You'll notice that getting one extra attack and having all your attacks at -2 exactly duplicates ambidexterity, plus two-weapon fighting, plus having the off weapon be light. It therefore makes your greataxe in to a double greataxe with the second head counting as a light weapon it then additionally gives you ambidexterity and two-weapon fighting. The orcish double axe is an exotic weapon, so at the minimum this ability gives you three virtual feats for free (plus it gives you some sort of virtual largeness to upgrade from a normal axe to a great axe). And to top it all of rather than Str bonus on the primary head and +0.5 on the off hand you would get the full +1.5 on both ends!

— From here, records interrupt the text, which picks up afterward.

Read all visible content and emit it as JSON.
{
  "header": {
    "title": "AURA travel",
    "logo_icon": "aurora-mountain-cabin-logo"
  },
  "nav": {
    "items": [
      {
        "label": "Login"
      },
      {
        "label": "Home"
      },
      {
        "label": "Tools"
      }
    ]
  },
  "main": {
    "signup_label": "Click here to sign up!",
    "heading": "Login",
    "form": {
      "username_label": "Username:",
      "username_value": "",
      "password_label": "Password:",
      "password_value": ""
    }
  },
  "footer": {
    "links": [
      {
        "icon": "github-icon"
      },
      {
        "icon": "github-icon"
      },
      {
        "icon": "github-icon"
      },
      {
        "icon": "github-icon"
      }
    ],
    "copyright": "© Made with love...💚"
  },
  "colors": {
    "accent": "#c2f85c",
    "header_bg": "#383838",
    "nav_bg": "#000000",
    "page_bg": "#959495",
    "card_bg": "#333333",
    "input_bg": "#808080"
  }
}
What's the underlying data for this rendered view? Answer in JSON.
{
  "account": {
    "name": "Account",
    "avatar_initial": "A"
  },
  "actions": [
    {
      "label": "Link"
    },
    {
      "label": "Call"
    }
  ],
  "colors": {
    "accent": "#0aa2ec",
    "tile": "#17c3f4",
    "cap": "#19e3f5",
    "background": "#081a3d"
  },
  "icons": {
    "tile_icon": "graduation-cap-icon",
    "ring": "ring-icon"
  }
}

Now maybe two-weapon fighting is broken, certainally that has been argued in the past, but something is horribly, beyond all reason out of whack.
 

Pielorinho said:


3) My understanding is that there's a nearly hard-and-fast rule that a creature CANNOT take more than one attack per round except with the full attack option; the only exception to this rule that I know of is the Pounce ability that some great cats get. Since the wild fighting ability doesn't specifically mention that it breaks this rule, it follows it. Which is good, because it would be ludicrously good otherwise.

Daniel

Yes, using this ability should be a full round action. But no rule is a hard fast rule. There are exceptions to them all. That is why the wording and language needs to be more precise or people will be argueing otherwise.
 

EOL said:
I hadn't really noticed that before but it's horribly mind numbingly broken, here's why(using the greataxe as an example):

You'll notice that getting one extra attack and having all your attacks at -2 exactly duplicates ambidexterity, plus two-weapon fighting, plus having the off weapon be light. It therefore makes your greataxe in to a double greataxe with the second head counting as a light weapon it then additionally gives you ambidexterity and two-weapon fighting. The orcish double axe is an exotic weapon, so at the minimum this ability gives you three virtual feats for free (plus it gives you some sort of virtual largeness to upgrade from a normal axe to a great axe). And to top it all of rather than Str bonus on the primary head and +0.5 on the off hand you would get the full +1.5 on both ends!

Now maybe two-weapon fighting is broken, certainally that has been argued in the past, but something is horribly, beyond all reason out of whack.

How about combining it with 2WF? No reason that can't be done. THere are a few other prestige classes that gives this ability undera different name. But you are right, this is more powerful the flurry of blows becasue it is not limited to certain weapons. This ability can be used with any melee weapon.